The plot made little sense and felt contrived simply to showcase the fighting ships. Unfortunately virtually everything shown in the trailer is not possible in the game. You can’t fight in close proximity to a station, you’ll be killed instantly by overwhelming firepower. You can’t yaw 180 degrees on a sixpence in the manner shown, the in-game flight model specifically prevents it. The high speed evasive ‘warp’ doesn’t exist, you have to charge up your drive first…
I can only assume it was a trailer targeted at a very specific demographic – young male gamers. It contained no depth, and ignored much of the rich tapestry of the game as a result. The Royal Blood Lyrics are all about violence and revenge.
I got a gun for a mouth and a bullet with your name on it
But a trigger for a heart beating blood from an empty pocket
Assuming that’s what it was for it was well targeted. If that’s one of the trailers for the game then that’s fair enough, you can spin Elite: Dangerous in a number of ways depending on who you’re pitching to. If that was the ‘Spotty male adolescent’ trailer, game on.
But if that’s the only trailer, then it’s selling the game seriously short.
There are a lot of aspects to the game that are more appealing and measured. Trading requires more thought on how to portray it successfully in a trailer, but a combination of stealth, tension and high value goods being moved between murky destinations could have been visually enticing. There have been enough fan videos showing smuggling to demonstrate that. There’s romance in the ‘tramp-steamer’ model that could have been woven in.
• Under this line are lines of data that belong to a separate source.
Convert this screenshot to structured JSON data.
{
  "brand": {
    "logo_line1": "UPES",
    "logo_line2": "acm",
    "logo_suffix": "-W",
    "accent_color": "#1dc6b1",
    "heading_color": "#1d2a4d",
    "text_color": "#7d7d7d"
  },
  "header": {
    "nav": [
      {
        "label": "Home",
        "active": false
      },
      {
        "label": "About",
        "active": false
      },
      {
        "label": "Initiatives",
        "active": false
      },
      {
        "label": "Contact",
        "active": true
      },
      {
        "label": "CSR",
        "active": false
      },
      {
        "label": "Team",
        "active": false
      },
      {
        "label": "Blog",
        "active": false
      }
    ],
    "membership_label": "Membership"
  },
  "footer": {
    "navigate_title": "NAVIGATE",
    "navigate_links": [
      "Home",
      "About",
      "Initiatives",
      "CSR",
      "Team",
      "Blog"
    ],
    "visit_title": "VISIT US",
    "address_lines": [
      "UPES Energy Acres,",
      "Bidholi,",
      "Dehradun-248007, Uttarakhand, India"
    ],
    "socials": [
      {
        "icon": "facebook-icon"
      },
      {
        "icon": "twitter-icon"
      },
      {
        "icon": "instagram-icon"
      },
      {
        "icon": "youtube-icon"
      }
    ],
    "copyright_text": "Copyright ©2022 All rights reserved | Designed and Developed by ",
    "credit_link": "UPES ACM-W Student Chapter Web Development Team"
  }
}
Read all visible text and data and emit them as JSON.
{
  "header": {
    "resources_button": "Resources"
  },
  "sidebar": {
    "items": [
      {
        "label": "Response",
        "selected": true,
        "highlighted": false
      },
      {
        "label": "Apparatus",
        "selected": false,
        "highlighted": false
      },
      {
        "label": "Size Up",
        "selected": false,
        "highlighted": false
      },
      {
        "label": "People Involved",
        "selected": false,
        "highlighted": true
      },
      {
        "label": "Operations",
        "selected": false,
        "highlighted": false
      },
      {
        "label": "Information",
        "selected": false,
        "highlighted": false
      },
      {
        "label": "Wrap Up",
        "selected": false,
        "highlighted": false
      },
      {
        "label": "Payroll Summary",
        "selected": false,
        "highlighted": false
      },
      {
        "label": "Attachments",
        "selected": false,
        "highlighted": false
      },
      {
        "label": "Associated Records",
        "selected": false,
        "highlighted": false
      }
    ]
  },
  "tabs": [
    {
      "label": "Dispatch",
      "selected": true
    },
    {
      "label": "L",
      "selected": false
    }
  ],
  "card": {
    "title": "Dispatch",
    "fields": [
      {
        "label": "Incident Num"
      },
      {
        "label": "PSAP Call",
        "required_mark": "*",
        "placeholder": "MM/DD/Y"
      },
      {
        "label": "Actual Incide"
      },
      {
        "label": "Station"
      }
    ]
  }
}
Exploration would be an ideal opportunity to showcase gender equality. How about an obviously female pilot locating a rich source of rare metals or an earth-type planet hidden in some distant nebula? Amelia Earhart anyone? **EDIT – See earlier correction about male/female pilots as I was deliberately exaggerating for effect here.
Whilst there, there’s no reason that we couldn’t have had a cut scene at the end of the current trailer where a female pilot in a large powerful ship, unimpressed by the prepubescent antics of the inexperienced male pilots as displayed, presses a trigger and calmly obliterates them all. Bounty hunter. That would have been an excellent twist – hinting that there was more to the game than first impressions would suggest. **EDIT – See earlier correction about male/female pilots as I was deliberately exaggerating for effect here.
The scale is missing too. Previous trailers have talked about the billions of stars, making your own way in the universe. Where was that sense of wonder? A pan away from the action at the end to make it very clear that the galaxy is unbelievably large and your part in it is very small indeed…
What about the politics? There is a rich and growing story line about to be revealed regarding the machinations of the Empire and the Federation… there was no indication of this at all.
With the music veering tangentially away from the themes that have been used to date, the focus on nothing but instant gratification in ship combat and the lack of depth portrayed I can only give it a half-hearted recommendation. It’s pretty, it’s exciting, and it’s Dangerous…
But it wasn’t Elite.
Let’s hope there are some other trailers that will have more ..ahem.. universal appeal.